There are several forms of three-dimensional (3-D) light microscopy but all utilize the principle of optical section recording, i.e. the 3-D image is a sequence of two-dimensional (2-D) images called optical sections. The optical sections are particular focal planes formed within the thick specimen and usually correspond to the conventional image projections recorded in a light microscope, referred to as x,y projections. The optical sections are recorded for a sequence of focus- or z-positions. This “stack” of 2-D images is the data set for the 3-D image. If quantitative analysis is to be performed on the 3-D images, the choice of the z-dimension increment between 2-D images is especially important, and its value may be more or less critical depending on the analysis algorithm used. A reasonable starting value for this dimension is the depth-of-field of the objective lens, but the actual value may have to be smaller to optimize the image analysis or larger to decrease the influence of photobleaching. The most photostable dyes should be selected and the specimen should be mounted in index-of-refraction matching media with an antioxidant.

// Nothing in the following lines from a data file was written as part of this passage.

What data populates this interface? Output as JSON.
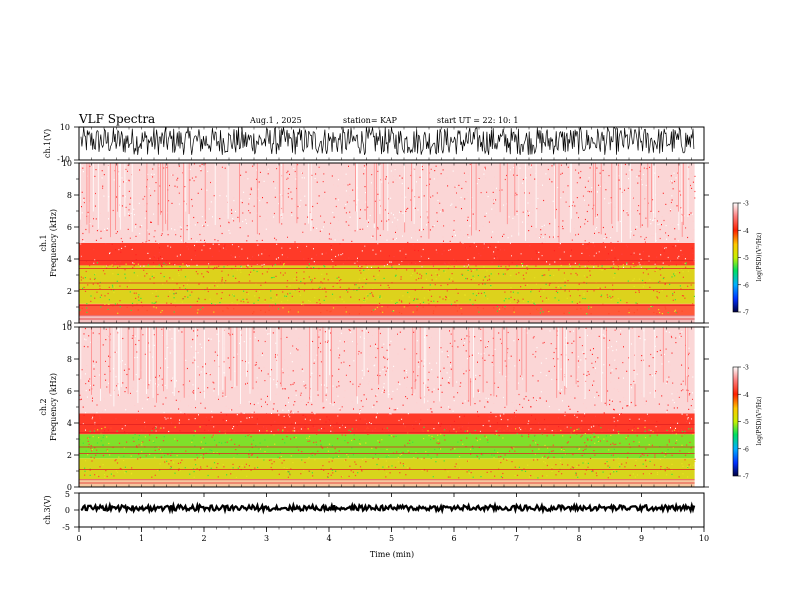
{
  "header": {
    "title": "VLF Spectra",
    "date": "Aug.1  , 2025",
    "station": "station= KAP",
    "start": "start  UT =   22: 10: 1"
  },
  "chart_data": [
    {
      "type": "line",
      "panel": "ch1-waveform",
      "ylabel": "ch.1(V)",
      "ylim": [
        -10,
        10
      ],
      "yticks": [
        "10",
        "-10"
      ],
      "xlim": [
        0,
        10
      ],
      "note_values": "dense noise oscillating roughly between -7 and 10 V"
    },
    {
      "type": "heatmap",
      "panel": "ch1-spectrogram",
      "ylabel_line1": "ch.1",
      "ylabel_line2": "Frequency  (kHz)",
      "ylim": [
        0,
        10
      ],
      "yticks": [
        "0",
        "2",
        "4",
        "6",
        "8",
        "10"
      ],
      "xlim": [
        0,
        9.85
      ],
      "bands": [
        {
          "from": 0,
          "to": 0.5,
          "color": "#f4c0c0"
        },
        {
          "from": 0.5,
          "to": 1.2,
          "color": "#ff5a3a"
        },
        {
          "from": 1.2,
          "to": 3.6,
          "color": "#ddd21c"
        },
        {
          "from": 3.6,
          "to": 5.0,
          "color": "#ff3a28"
        },
        {
          "from": 5.0,
          "to": 10,
          "color": "#fbd6d6"
        }
      ],
      "colorbar": {
        "label": "log(PSD)(V²/Hz)",
        "ticks": [
          "-3",
          "-4",
          "-5",
          "-6",
          "-7"
        ],
        "range": [
          -7,
          -3
        ]
      }
    },
    {
      "type": "heatmap",
      "panel": "ch2-spectrogram",
      "ylabel_line1": "ch.2",
      "ylabel_line2": "Frequency  (kHz)",
      "ylim": [
        0,
        10
      ],
      "yticks": [
        "0",
        "2",
        "4",
        "6",
        "8",
        "10"
      ],
      "xlim": [
        0,
        9.85
      ],
      "bands": [
        {
          "from": 0,
          "to": 0.5,
          "color": "#f6c8a0"
        },
        {
          "from": 0.5,
          "to": 1.8,
          "color": "#d8d41c"
        },
        {
          "from": 1.8,
          "to": 3.3,
          "color": "#7fe02a"
        },
        {
          "from": 3.3,
          "to": 4.6,
          "color": "#ff3a28"
        },
        {
          "from": 4.6,
          "to": 10,
          "color": "#fbd6d6"
        }
      ],
      "colorbar": {
        "label": "log(PSD)(V²/Hz)",
        "ticks": [
          "-3",
          "-4",
          "-5",
          "-6",
          "-7"
        ],
        "range": [
          -7,
          -3
        ]
      }
    },
    {
      "type": "line",
      "panel": "ch3-waveform",
      "ylabel": "ch.3(V)",
      "ylim": [
        -5,
        5
      ],
      "yticks": [
        "5",
        "0",
        "-5"
      ],
      "xlim": [
        0,
        10
      ],
      "xlabel": "Time  (min)",
      "xticks": [
        "0",
        "1",
        "2",
        "3",
        "4",
        "5",
        "6",
        "7",
        "8",
        "9",
        "10"
      ],
      "level": 0.6
    }
  ],
  "colors": {
    "trace": "#000000",
    "frame": "#000000"
  }
}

The image resolution in all three-dimensions is determined by the 3-D point-spread-function (psf), and as a rough rule of thumb the z-resolution is degraded by a factor of 3 relative to the x,y resolution. To achieve or at least approach isotropic resolution the 3-D image can be deconvolved. Figure 1 shows the 2-D maximum value projection of a 3-D image of a cultured glial cell dual labeled for actin and vinculin before and after deconvolution. The actin fibers and vinculin focal contacts are more clearly resolved after deconvolution. Although a single cultured cell might traditionally be considered a thin object, it is really a thick object if the desired spatial resolution is less than the thickness of the cell. It is desirable to image as deep into a thick object as possible to maximize the tissue volume sampled. However, it has been shown that the image signal decreases with depth into the specimen. Figure 2 demonstrates this effect in a 3-D image of the nuclei of the rat hippocampus that have been labeled with the fluorescent Schiffs reagent acriflavine. In the x,y projection, it is not clear why some nuclei are dimmer than others, but the x,z projection shows that the dimmer ones tend to be deeper in the section. It has been shown that this depth dependent signal attenuation follows the form of an exponential function.